Industry leaders want the weight of every export container to be verified in order to stamp out the practice of misdeclarations that poses a major safety threat to both seafarers and dockworkers.

Five leading industry associations have joined forces with several countries to submit a proposal to the International Maritime Organization requiring loaded containers to be weighed.

Denmark, Netherlands, US, BIMCO, the International Association of Ports and Harbours, the International Chamber of Shipping, the International Transport Workers’ Federation and the World Shipping Council have asked IMO’s subcommittee on Dangerous Goods, Solid Cargoes and Containers to consider the proposal at its next meeting in September.

The initiative follows a number of high-profile incidents involving containers that were either above or below the weight declared by the shipper, and failed attempts to find a non-mandatory answer to the problem. The ICS and WSC issued best practice guidelines in 2008 before deciding that more radical solutions were necessary.
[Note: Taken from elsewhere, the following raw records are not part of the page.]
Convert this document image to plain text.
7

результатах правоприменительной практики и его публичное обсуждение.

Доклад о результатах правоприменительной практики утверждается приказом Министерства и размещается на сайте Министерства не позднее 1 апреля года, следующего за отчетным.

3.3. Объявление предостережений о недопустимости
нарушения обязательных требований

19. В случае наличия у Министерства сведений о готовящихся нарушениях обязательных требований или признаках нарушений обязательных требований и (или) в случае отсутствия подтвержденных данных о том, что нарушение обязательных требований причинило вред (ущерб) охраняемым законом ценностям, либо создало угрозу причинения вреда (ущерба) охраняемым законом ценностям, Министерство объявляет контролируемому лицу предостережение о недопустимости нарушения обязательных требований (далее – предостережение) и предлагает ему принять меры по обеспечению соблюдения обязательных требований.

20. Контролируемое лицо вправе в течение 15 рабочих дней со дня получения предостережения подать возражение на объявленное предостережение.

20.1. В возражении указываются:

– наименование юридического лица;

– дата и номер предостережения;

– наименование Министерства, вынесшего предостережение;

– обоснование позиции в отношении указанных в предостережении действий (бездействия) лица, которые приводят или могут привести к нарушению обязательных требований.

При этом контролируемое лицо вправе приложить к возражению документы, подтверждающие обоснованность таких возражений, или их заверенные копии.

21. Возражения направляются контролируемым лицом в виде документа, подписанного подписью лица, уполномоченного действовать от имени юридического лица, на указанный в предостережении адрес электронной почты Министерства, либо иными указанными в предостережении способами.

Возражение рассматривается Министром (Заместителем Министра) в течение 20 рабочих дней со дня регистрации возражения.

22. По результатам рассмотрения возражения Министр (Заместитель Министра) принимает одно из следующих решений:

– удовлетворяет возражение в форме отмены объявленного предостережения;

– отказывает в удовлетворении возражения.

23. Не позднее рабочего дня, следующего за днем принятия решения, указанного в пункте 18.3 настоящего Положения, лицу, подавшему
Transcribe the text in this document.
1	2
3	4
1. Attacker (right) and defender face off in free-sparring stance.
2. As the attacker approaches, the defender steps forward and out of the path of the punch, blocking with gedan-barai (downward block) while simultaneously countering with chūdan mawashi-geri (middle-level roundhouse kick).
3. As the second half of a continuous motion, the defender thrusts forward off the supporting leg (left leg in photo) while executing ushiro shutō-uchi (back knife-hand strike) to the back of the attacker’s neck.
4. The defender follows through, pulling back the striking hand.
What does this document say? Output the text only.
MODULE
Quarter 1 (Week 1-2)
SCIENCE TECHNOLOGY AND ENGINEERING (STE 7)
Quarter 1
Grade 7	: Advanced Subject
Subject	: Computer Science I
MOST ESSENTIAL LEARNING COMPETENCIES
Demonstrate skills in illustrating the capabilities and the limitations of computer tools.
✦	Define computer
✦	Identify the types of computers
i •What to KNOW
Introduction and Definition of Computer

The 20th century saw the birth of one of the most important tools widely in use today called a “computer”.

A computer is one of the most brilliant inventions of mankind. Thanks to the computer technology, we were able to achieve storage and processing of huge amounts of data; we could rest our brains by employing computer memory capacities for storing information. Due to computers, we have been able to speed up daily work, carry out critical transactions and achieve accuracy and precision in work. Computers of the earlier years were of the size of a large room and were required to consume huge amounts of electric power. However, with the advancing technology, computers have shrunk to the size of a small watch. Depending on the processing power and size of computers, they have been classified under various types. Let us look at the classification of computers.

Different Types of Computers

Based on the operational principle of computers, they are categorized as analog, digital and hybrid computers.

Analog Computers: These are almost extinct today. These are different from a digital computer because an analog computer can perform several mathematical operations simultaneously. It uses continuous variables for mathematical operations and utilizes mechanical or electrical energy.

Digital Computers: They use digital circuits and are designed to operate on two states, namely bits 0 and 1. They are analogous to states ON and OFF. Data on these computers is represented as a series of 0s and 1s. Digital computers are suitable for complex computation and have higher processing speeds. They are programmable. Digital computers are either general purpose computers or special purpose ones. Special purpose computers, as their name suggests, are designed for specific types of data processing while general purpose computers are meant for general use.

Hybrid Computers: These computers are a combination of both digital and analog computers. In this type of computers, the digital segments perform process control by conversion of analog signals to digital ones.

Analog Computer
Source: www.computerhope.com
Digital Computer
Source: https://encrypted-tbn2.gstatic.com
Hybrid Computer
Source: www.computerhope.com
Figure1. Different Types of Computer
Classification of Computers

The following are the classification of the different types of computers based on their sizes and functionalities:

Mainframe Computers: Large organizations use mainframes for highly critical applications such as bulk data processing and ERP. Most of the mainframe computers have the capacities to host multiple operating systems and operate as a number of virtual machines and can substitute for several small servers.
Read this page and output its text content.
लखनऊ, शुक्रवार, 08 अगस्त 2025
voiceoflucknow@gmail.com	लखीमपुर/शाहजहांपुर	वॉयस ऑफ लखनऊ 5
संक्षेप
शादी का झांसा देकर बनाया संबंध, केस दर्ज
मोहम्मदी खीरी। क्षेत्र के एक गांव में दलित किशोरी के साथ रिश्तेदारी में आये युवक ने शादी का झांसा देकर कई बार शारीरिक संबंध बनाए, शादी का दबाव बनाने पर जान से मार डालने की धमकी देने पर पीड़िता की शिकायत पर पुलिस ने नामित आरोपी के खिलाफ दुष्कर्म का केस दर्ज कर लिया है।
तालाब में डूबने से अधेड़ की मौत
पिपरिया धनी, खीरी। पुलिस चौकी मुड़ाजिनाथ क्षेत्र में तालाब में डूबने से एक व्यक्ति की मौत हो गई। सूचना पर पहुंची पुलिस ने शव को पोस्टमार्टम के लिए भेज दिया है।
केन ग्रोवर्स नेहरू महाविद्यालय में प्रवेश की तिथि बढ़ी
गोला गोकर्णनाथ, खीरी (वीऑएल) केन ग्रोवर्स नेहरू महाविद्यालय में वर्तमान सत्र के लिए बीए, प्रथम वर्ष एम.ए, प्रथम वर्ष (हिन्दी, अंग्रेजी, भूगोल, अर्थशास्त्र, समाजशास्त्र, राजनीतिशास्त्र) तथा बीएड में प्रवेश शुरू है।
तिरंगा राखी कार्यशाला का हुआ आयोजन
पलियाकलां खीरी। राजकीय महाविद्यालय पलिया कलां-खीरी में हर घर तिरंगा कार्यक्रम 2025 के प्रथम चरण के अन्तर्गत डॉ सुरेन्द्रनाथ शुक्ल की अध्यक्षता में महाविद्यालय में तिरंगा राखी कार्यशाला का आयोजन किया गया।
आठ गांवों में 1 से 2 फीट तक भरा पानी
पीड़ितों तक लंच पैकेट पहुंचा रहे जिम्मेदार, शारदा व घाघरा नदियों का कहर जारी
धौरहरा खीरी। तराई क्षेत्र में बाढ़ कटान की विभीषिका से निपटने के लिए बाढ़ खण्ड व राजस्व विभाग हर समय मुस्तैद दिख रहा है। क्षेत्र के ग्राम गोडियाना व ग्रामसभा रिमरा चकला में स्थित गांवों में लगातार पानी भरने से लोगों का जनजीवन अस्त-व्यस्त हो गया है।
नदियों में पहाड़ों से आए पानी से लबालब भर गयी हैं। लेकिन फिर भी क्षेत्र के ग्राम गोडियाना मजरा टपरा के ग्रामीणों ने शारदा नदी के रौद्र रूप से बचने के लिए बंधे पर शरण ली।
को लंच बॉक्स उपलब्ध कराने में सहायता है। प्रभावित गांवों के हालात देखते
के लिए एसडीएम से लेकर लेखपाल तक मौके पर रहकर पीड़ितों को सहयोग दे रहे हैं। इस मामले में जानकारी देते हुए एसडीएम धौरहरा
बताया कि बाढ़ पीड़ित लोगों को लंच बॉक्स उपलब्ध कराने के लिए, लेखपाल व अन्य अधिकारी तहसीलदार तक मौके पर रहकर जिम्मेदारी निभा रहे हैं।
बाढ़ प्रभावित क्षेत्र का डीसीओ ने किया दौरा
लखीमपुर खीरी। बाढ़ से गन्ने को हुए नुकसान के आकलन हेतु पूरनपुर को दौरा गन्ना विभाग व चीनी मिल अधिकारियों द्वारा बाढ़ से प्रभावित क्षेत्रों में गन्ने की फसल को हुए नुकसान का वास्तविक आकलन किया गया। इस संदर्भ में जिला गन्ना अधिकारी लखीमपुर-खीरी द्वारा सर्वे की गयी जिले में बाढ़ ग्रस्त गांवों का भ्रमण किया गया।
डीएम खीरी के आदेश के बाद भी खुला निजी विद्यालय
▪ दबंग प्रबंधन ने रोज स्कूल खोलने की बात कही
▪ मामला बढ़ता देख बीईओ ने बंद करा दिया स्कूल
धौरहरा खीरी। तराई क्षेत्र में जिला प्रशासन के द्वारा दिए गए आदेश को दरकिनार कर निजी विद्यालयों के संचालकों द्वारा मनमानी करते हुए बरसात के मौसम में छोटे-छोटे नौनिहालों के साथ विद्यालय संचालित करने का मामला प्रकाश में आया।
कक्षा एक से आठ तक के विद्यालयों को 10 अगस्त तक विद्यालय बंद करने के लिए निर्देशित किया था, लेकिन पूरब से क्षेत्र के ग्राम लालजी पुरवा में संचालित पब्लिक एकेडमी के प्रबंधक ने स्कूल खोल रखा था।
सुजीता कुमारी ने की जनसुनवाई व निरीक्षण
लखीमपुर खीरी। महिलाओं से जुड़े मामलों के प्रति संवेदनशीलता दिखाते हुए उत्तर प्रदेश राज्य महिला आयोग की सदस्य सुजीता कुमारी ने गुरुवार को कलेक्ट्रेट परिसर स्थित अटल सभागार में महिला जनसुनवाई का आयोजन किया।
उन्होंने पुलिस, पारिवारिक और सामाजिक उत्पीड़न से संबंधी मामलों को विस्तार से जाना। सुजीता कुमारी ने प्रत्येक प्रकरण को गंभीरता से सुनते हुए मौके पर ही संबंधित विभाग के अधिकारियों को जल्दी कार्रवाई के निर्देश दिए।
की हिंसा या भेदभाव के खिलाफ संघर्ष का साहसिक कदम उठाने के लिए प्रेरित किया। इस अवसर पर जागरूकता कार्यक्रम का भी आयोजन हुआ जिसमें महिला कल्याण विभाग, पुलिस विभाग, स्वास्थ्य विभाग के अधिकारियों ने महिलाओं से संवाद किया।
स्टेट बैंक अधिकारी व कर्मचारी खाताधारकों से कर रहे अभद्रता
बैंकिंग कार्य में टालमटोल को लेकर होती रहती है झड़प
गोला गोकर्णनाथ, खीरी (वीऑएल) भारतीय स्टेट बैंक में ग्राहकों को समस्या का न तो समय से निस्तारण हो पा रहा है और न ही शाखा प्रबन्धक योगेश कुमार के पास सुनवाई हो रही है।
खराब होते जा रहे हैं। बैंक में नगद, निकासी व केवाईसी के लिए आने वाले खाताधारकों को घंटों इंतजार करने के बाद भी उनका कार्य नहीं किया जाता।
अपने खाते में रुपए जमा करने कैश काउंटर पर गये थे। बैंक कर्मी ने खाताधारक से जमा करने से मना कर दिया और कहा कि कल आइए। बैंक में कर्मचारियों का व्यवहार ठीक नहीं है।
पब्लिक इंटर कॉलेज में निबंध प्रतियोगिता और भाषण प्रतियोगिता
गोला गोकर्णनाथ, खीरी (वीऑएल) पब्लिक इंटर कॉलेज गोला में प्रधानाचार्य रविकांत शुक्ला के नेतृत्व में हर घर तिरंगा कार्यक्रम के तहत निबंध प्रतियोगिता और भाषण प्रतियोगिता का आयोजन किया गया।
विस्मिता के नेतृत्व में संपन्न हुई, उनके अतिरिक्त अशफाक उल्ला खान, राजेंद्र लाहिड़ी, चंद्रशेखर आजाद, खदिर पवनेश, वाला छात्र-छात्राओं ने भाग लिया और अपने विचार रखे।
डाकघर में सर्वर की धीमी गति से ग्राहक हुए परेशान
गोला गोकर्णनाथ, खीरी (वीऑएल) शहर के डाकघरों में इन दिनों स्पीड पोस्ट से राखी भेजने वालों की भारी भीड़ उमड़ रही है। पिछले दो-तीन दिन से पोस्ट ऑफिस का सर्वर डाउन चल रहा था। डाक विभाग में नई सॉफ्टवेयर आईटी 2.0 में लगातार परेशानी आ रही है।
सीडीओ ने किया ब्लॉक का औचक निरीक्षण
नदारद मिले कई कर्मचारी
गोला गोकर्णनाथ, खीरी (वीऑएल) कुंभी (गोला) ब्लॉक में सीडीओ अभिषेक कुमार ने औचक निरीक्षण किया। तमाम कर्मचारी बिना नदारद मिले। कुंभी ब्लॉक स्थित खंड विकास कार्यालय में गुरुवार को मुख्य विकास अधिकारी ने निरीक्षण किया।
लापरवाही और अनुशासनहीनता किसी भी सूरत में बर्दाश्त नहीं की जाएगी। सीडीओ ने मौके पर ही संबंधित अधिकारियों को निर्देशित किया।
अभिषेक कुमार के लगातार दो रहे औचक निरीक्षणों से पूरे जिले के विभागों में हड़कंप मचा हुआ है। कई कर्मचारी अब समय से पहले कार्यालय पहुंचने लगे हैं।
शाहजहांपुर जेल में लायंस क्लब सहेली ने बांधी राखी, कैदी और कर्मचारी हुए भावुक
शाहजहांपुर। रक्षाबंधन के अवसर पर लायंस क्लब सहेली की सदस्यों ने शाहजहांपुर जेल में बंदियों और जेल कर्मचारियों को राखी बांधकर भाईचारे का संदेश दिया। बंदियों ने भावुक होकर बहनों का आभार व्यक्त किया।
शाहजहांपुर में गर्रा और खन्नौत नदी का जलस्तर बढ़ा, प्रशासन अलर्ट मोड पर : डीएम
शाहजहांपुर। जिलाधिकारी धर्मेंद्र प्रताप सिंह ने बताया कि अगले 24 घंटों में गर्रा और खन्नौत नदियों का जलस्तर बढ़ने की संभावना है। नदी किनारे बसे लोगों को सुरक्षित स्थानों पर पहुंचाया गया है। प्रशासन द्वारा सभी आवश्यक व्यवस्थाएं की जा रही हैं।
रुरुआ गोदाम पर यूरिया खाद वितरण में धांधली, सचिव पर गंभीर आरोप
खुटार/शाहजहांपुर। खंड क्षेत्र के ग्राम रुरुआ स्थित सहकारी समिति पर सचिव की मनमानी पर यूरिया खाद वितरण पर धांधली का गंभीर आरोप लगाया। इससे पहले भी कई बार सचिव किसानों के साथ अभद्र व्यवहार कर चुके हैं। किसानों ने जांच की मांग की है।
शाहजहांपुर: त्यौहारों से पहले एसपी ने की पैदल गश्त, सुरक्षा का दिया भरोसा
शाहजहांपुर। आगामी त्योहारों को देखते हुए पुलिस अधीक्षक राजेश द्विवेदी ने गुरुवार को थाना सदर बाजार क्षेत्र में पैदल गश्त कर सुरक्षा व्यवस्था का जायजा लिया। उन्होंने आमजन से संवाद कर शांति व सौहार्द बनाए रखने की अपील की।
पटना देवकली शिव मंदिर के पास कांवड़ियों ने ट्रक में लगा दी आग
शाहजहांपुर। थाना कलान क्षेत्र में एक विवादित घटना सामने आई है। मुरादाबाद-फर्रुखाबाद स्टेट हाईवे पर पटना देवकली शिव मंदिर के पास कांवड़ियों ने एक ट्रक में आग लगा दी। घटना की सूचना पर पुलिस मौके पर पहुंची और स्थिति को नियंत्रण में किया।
How widespread weight misdeclarations are is hard to quantify. However, investigators found the weight of 137 containers on the grounded containership MSC Napoli differed from the declared weight by more than three tonnes.

“Misdeclared container weights are a recurring safety problem on shore, on ships, and on roadways. It is time to fix that problem,” said BIMCO secretary general Torben Skaanild.